È a rischio un’importante conquista della rappresentanza studentesca per gli studenti della scuola di ingegneria industriale e dell’informazione: lo scorso 18 giugno, durante la giunta di scuola, è stata proposta ed approvata la diminuzione degli appelli, che da 6 passeranno a 5.

Nello specifico, per quanto riguarda le materie del primo semestre, verrà eliminato il secondo appello di luglio, mentre per quelle del semestre successivo si tratterà del secondo appello di febbraio.
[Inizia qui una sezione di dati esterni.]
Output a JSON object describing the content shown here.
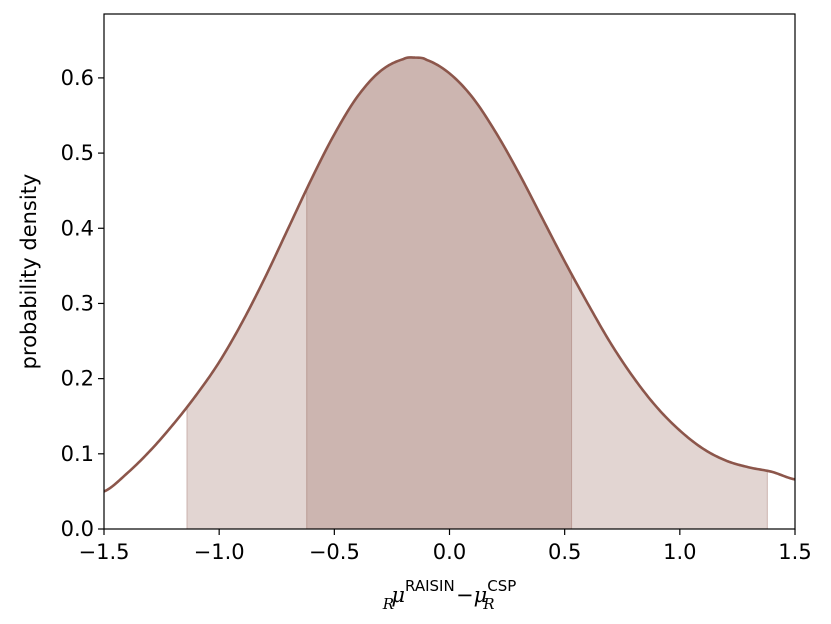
{
  "chart_data": {
    "type": "area",
    "xlabel": {
      "base_left": "μ",
      "sub_left": "R",
      "sup_left": "RAISIN",
      "minus": "−",
      "base_right": "μ",
      "sub_right": "R",
      "sup_right": "CSP"
    },
    "ylabel": "probability density",
    "xlim": [
      -1.5,
      1.5
    ],
    "ylim": [
      0.0,
      0.685
    ],
    "xticks": [
      -1.5,
      -1.0,
      -0.5,
      0.0,
      0.5,
      1.0,
      1.5
    ],
    "xtick_labels": [
      "−1.5",
      "−1.0",
      "−0.5",
      "0.0",
      "0.5",
      "1.0",
      "1.5"
    ],
    "yticks": [
      0.0,
      0.1,
      0.2,
      0.3,
      0.4,
      0.5,
      0.6
    ],
    "ytick_labels": [
      "0.0",
      "0.1",
      "0.2",
      "0.3",
      "0.4",
      "0.5",
      "0.6"
    ],
    "grid": false,
    "series": [
      {
        "x": [
          -1.5,
          -1.4,
          -1.3,
          -1.2,
          -1.1,
          -1.0,
          -0.9,
          -0.8,
          -0.7,
          -0.6,
          -0.5,
          -0.4,
          -0.3,
          -0.2,
          -0.15,
          -0.1,
          0.0,
          0.1,
          0.2,
          0.3,
          0.4,
          0.5,
          0.6,
          0.7,
          0.8,
          0.9,
          1.0,
          1.1,
          1.2,
          1.3,
          1.4,
          1.5
        ],
        "y": [
          0.05,
          0.074,
          0.104,
          0.139,
          0.178,
          0.222,
          0.275,
          0.335,
          0.4,
          0.465,
          0.525,
          0.575,
          0.609,
          0.625,
          0.627,
          0.624,
          0.606,
          0.574,
          0.528,
          0.474,
          0.415,
          0.356,
          0.3,
          0.247,
          0.201,
          0.162,
          0.131,
          0.107,
          0.091,
          0.082,
          0.076,
          0.066
        ],
        "color": "#8c564b"
      }
    ],
    "intervals": [
      {
        "x_min": -1.14,
        "x_max": 1.38,
        "color": "#8c564b",
        "opacity": 0.25
      },
      {
        "x_min": -0.62,
        "x_max": 0.53,
        "color": "#8c564b",
        "opacity": 0.25
      }
    ]
  }
}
Fino a questo momento gli studenti al secondo ed al terzo anno della triennale della Scuola di Ingegneria Industriale e dell’Informazione, hanno avuto diritto a 6 appelli per esame. La decisione di alzare a 6 tale minimo fu proposta nel settembre 2013, venne in seguito lasciato spazio ad una consultazione, che coinvolse molti Consigli del Corso di Studi fino alla approvazione definitiva avvenuta l’ottobre successivo.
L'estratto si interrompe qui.